CHAPTER 6 (#u7e53bd08-a18a-5977-a9af-7d44e346540a)

Satisfied with what he had achieved, Poirot took leave of his friend.

The information he wanted would be forthcoming—he had no doubt as to that. He had got Spence interested. And Spence, once set upon a trail, was not one to relinquish it. His reputation as a retired high-ranking officer of the C.I.D. would have won him friends in the local police departments concerned.

And next—Poirot consulted his watch—he was to meet Mrs Oliver in exactly ten minutes’ time outside a house called Apple Trees. Really, the name seemed uncannily appropriate.

Really, thought Poirot, one didn’t seem able to get away from apples. Nothing could be more agreeable than a juicy English apple—And yet here were apples mixed up with broomsticks, and witches, and old-fashioned folklore, and a murdered child.

Following the route indicated to him, Poirot arrived to the minute outside a red brick Georgian style house with a neat beech hedge enclosing it, and a pleasant garden showing beyond.
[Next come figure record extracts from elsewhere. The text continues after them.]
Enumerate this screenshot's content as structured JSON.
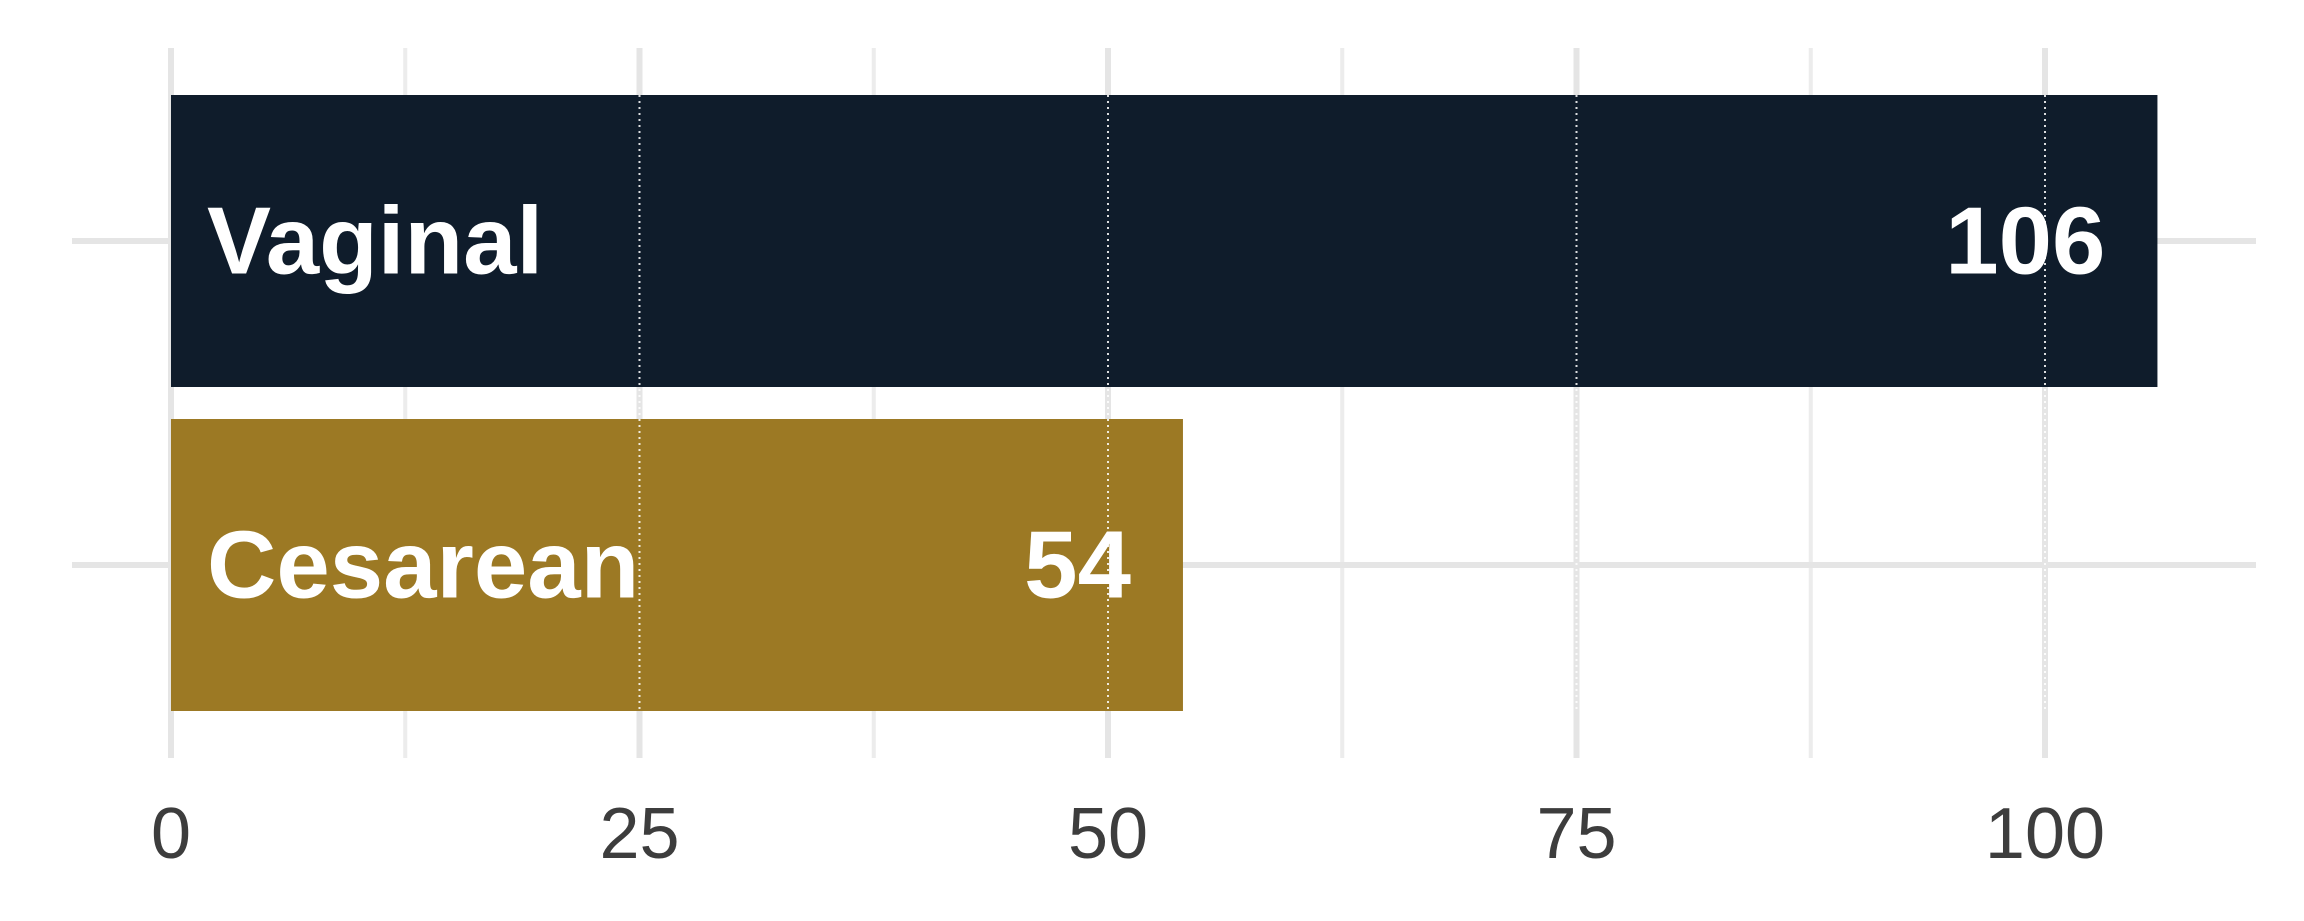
{
  "chart_data": {
    "type": "bar",
    "orientation": "horizontal",
    "categories": [
      "Vaginal",
      "Cesarean"
    ],
    "values": [
      106,
      54
    ],
    "colors": [
      "#0f1c2b",
      "#9c7924"
    ],
    "value_label_color": "#ffffff",
    "category_label_color": "#ffffff",
    "xlim": [
      0,
      110
    ],
    "x_ticks": [
      0,
      25,
      50,
      75,
      100
    ],
    "x_tick_labels": [
      "0",
      "25",
      "50",
      "75",
      "100"
    ],
    "grid": true,
    "legend": "none",
    "title": "",
    "xlabel": "",
    "ylabel": ""
  }
}
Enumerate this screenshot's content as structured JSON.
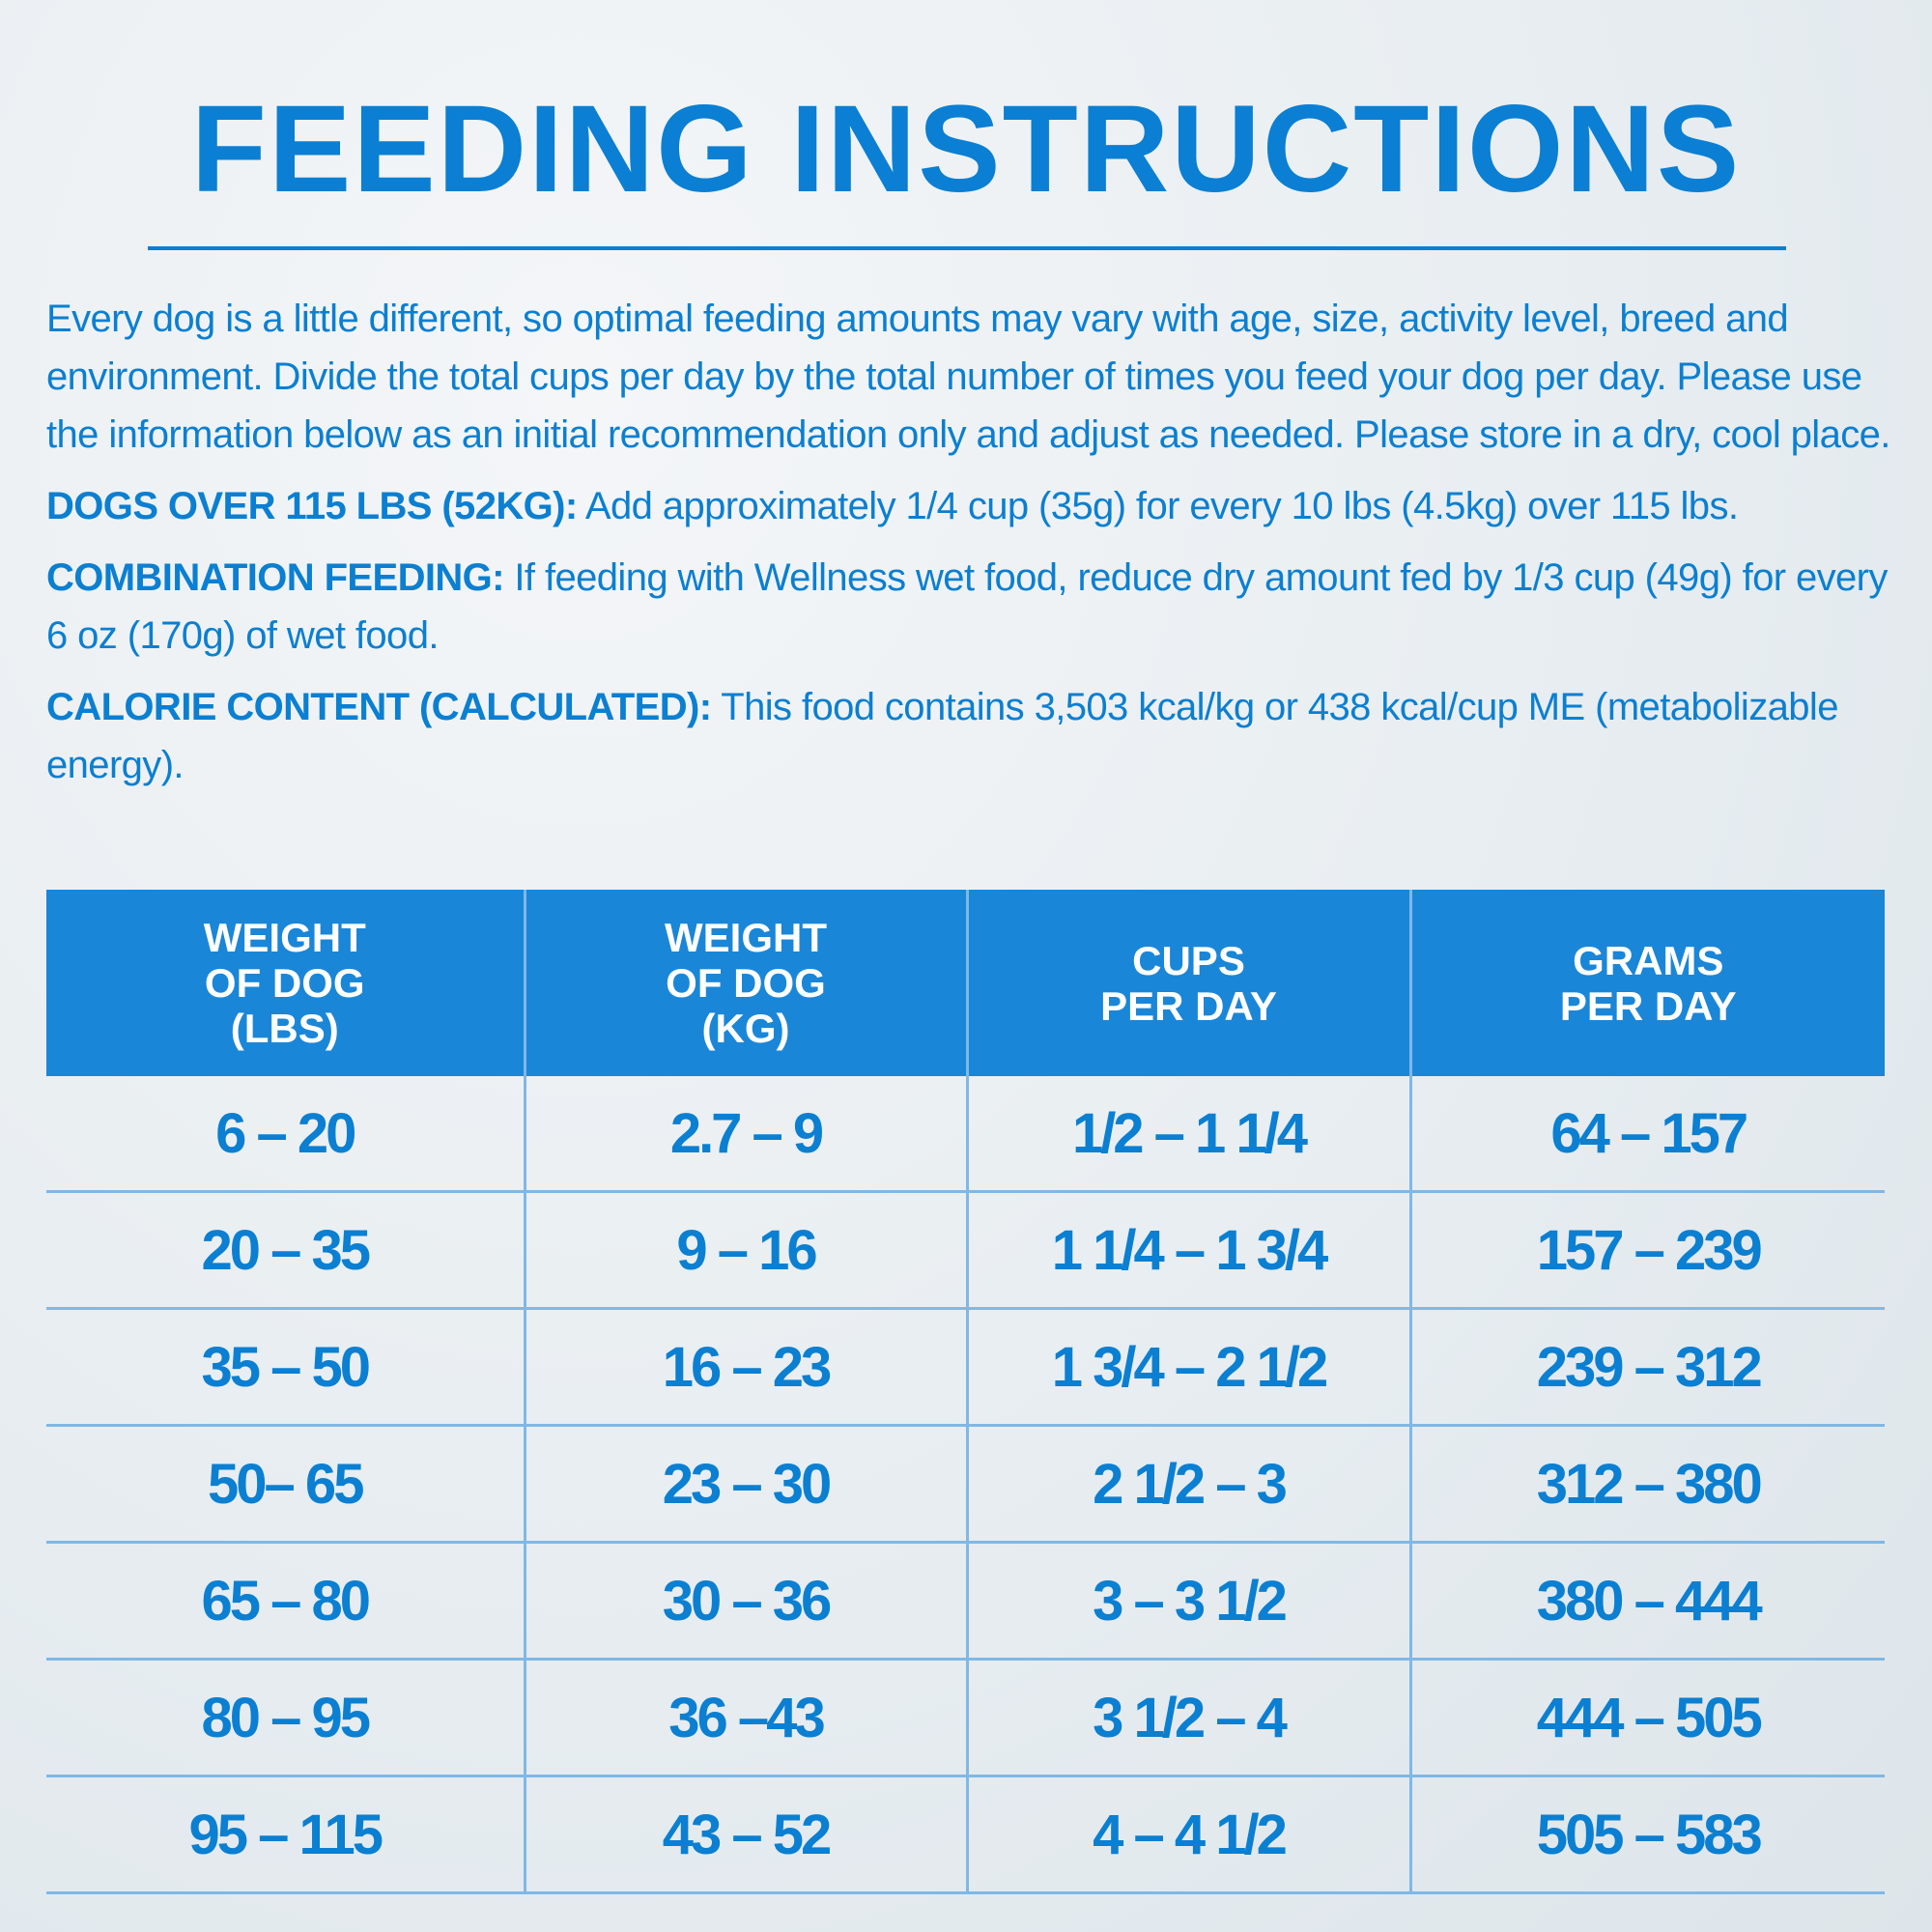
{
  "title": "FEEDING INSTRUCTIONS",
  "intro": "Every dog is a little different, so optimal feeding amounts may vary with age, size, activity level, breed and environment. Divide the total cups per day by the total number of times you feed your dog per day. Please use the information below as an initial recommendation only and adjust as needed. Please store in a dry, cool place.",
  "notes": [
    {
      "label": "DOGS OVER 115 LBS (52KG):",
      "text": "Add approximately 1/4 cup (35g) for every 10 lbs (4.5kg) over 115 lbs."
    },
    {
      "label": "COMBINATION FEEDING:",
      "text": "If feeding with Wellness wet food, reduce dry amount fed by 1/3 cup (49g) for every 6 oz (170g) of wet food."
    },
    {
      "label": "CALORIE CONTENT (CALCULATED):",
      "text": "This food contains 3,503 kcal/kg or 438 kcal/cup ME (metabolizable energy)."
    }
  ],
  "table": {
    "headers": [
      [
        "WEIGHT",
        "OF DOG",
        "(LBS)"
      ],
      [
        "WEIGHT",
        "OF DOG",
        "(KG)"
      ],
      [
        "CUPS",
        "PER DAY"
      ],
      [
        "GRAMS",
        "PER DAY"
      ]
    ],
    "rows": [
      [
        "6 – 20",
        "2.7 – 9",
        "1/2 – 1 1/4",
        "64 – 157"
      ],
      [
        "20 – 35",
        "9 – 16",
        "1 1/4 – 1 3/4",
        "157 – 239"
      ],
      [
        "35 – 50",
        "16 – 23",
        "1 3/4 – 2 1/2",
        "239 – 312"
      ],
      [
        "50– 65",
        "23 – 30",
        "2 1/2 – 3",
        "312 – 380"
      ],
      [
        "65 – 80",
        "30 – 36",
        "3 – 3 1/2",
        "380 – 444"
      ],
      [
        "80 – 95",
        "36 –43",
        "3 1/2 – 4",
        "444 – 505"
      ],
      [
        "95 – 115",
        "43 – 52",
        "4 – 4 1/2",
        "505 – 583"
      ]
    ]
  }
}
He put his hand out, raised the latch and entered through the wrought iron gate which bore a painted board labelled ‘Apple Trees’. A path led up to the front door. Looking rather like one of those Swiss clocks where figures come out automatically of a door above the clock face, the front door opened and Mrs Oliver emerged on the steps.

‘You’re absolutely punctual,’ she said breathlessly. ‘I was watching for you from the window.’

Poirot turned and closed the gate carefully behind him. Practically on every occasion that he had met Mrs Oliver, whether by appointment or by accident, a motif of apples seemed to be introduced almost immediately. She was either eating an apple or had been eating an apple—witness an apple core nestling on her broad chest—or was carrying a bag of apples. But today there was no apple in evidence at all. Very correct, Poirot thought approvingly. It would have been in very bad taste to be gnawing an apple here, on the scene of what had been not only a crime but a tragedy. For what else can it be but that? thought Poirot. The sudden death of a child of only thirteen years old. He did not like to think of it, and because he did not like to think of it he was all the more decided in his mind that that was exactly what he was going to think of until by some means or other, light should shine out of the darkness and he should see clearly what he had come here to see.

‘I can’t think why you wouldn’t come and stay with Judith Butler,’ said Mrs Oliver. ‘Instead of going to a fifth-class guest house.’

‘Because it is better that I should survey things with a certain degree of aloofness,’ said Poirot. ‘One must not get involved, you comprehend.’

‘I don’t see how you can avoid getting involved,’ said Mrs Oliver. ‘You’ve got to see everyone and talk to them, haven’t you?’

‘That most decidedly,’ said Poirot.

‘Who have you seen so far?’

‘My friend, Superintendent Spence.’

‘What’s he like nowadays?’ said Mrs Oliver.

‘A good deal older than he was,’ said Poirot.